Right after that, [BeaverBuilder shipped 2.11 beta 2](https://www.wpbeaverbuilder.com/) with support for the WordPress 7.0 font library. The theme ecosystem is finding real ways to take advantage of what core is offering without becoming full-site editing themes. There is room for both.

## The browser extension I did not know I needed

Jake Goldman (now at [Fueled](https://fueled.com/), formerly 10up) shipped an official WordPress browser extension. Chrome and Safari, version 1.0 in testing, jump straight to edit page, log out, or admin areas without clicking through wp-admin.

I am happy to see this exist, and I am still running [Turbo Admin](https://turbo-admin.com/). Turbo Admin has more robust functionality (command palette, keyboard shortcuts, fuzzy search across admin and plugins), and it has been part of my daily workflow for a while. I will keep an eye on the official extension as it matures.

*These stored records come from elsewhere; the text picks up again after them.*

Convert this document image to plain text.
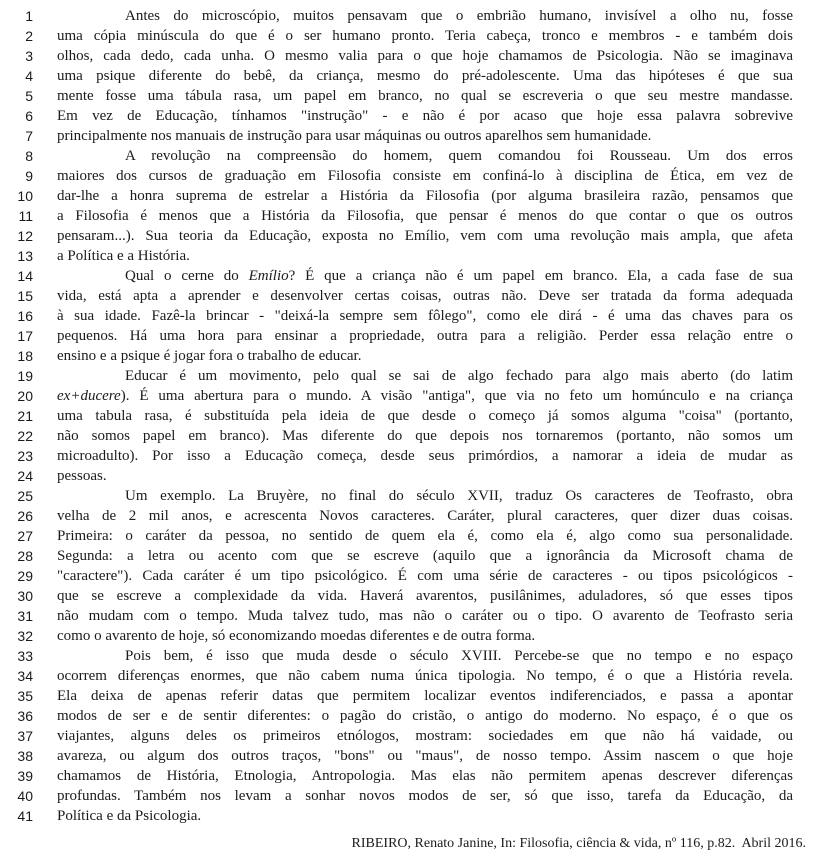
1	Antes do microscópio, muitos pensavam que o embrião humano, invisível a olho nu, fosse
2 uma cópia minúscula do que é o ser humano pronto. Teria cabeça, tronco e membros - e também dois
3 olhos, cada dedo, cada unha. O mesmo valia para o que hoje chamamos de Psicologia. Não se imaginava
4 uma psique diferente do bebê, da criança, mesmo do pré-adolescente. Uma das hipóteses é que sua
5 mente fosse uma tábula rasa, um papel em branco, no qual se escreveria o que seu mestre mandasse.
6 Em vez de Educação, tínhamos "instrução" - e não é por acaso que hoje essa palavra sobrevive
7 principalmente nos manuais de instrução para usar máquinas ou outros aparelhos sem humanidade.
8	A revolução na compreensão do homem, quem comandou foi Rousseau. Um dos erros
9 maiores dos cursos de graduação em Filosofia consiste em confiná-lo à disciplina de Ética, em vez de
10 dar-lhe a honra suprema de estrelar a História da Filosofia (por alguma brasileira razão, pensamos que
11 a Filosofia é menos que a História da Filosofia, que pensar é menos do que contar o que os outros
12 pensaram...). Sua teoria da Educação, exposta no Emílio, vem com uma revolução mais ampla, que afeta
13 a Política e a História.
14	Qual o cerne do Emílio? É que a criança não é um papel em branco. Ela, a cada fase de sua
15 vida, está apta a aprender e desenvolver certas coisas, outras não. Deve ser tratada da forma adequada
16 à sua idade. Fazê-la brincar - "deixá-la sempre sem fôlego", como ele dirá - é uma das chaves para os
17 pequenos. Há uma hora para ensinar a propriedade, outra para a religião. Perder essa relação entre o
18 ensino e a psique é jogar fora o trabalho de educar.
19	Educar é um movimento, pelo qual se sai de algo fechado para algo mais aberto (do latim
20 ex+ducere). É uma abertura para o mundo. A visão "antiga", que via no feto um homúnculo e na criança
21 uma tabula rasa, é substituída pela ideia de que desde o começo já somos alguma "coisa" (portanto,
22 não somos papel em branco). Mas diferente do que depois nos tornaremos (portanto, não somos um
23 microadulto). Por isso a Educação começa, desde seus primórdios, a namorar a ideia de mudar as
24 pessoas.
25	Um exemplo. La Bruyère, no final do século XVII, traduz Os caracteres de Teofrasto, obra
26 velha de 2 mil anos, e acrescenta Novos caracteres. Caráter, plural caracteres, quer dizer duas coisas.
27 Primeira: o caráter da pessoa, no sentido de quem ela é, como ela é, algo como sua personalidade.
28 Segunda: a letra ou acento com que se escreve (aquilo que a ignorância da Microsoft chama de
29 "caractere"). Cada caráter é um tipo psicológico. É com uma série de caracteres - ou tipos psicológicos -
30 que se escreve a complexidade da vida. Haverá avarentos, pusilânimes, aduladores, só que esses tipos
31 não mudam com o tempo. Muda talvez tudo, mas não o caráter ou o tipo. O avarento de Teofrasto seria
32 como o avarento de hoje, só economizando moedas diferentes e de outra forma.
33	Pois bem, é isso que muda desde o século XVIII. Percebe-se que no tempo e no espaço
34 ocorrem diferenças enormes, que não cabem numa única tipologia. No tempo, é o que a História revela.
35 Ela deixa de apenas referir datas que permitem localizar eventos indiferenciados, e passa a apontar
36 modos de ser e de sentir diferentes: o pagão do cristão, o antigo do moderno. No espaço, é o que os
37 viajantes, alguns deles os primeiros etnólogos, mostram: sociedades em que não há vaidade, ou
38 avareza, ou algum dos outros traços, "bons" ou "maus", de nosso tempo. Assim nascem o que hoje
39 chamamos de História, Etnologia, Antropologia. Mas elas não permitem apenas descrever diferenças
40 profundas. Também nos levam a sonhar novos modos de ser, só que isso, tarefa da Educação, da
41 Política e da Psicologia.
RIBEIRO, Renato Janine, In: Filosofia, ciência & vida, nº 116, p.82.  Abril 2016.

## Obsidian came up, and I have a confession

Nathan pulled up [the WordPress sync plugin](https://wordpress.org/plugins/search/obsidian/) for [Obsidian](https://obsidian.md/) and asked me about it on air. I already a huge fan and [have created many workflows](https://courtneyr.dev/2026/04/15/llm-wiki-ai-second-brain-obsidian/) around using it as my Second Brain.

The software is maintained by three engineers who aspire to stay small. Your files are your files (markdown, on disk, no lock-in), even though the app itself is not open source. Pay for Obsidian Sync and Publish, or use Google Drive, OneDrive, or GitHub for syncing on your own.

The problem is organization. The vault is only as good as the user saving the files. Nathan and I agreed to hang out so I can show him the settings. You can write markdown directly in WordPress, and you can use a gooey interface in Obsidian. Pick what fits.

## Get involved with WordPress 7.1

[WordPress 7.1 has a call for volunteers out](https://make.wordpress.org/core/). Beta begins July 15. Final release is targeted for August 19, a couple of weeks before WordCamp US.

If you have ever thought about helping with a release cycle, this is the moment. Test the betas. Run them on staging. File the bugs.

A hat tip to [Rae Morrey](https://therepository.email/) for her release coverage. Mike proofreads the Repository articles every Friday and walks away amazed at how thorough she is. So do I.

Thank you to Nathan for handing me the spare mic, to Michelle for co-hosting, and to Mike for being awake at 6 a.m. The next This Week in WordPress is in two weeks. See you then.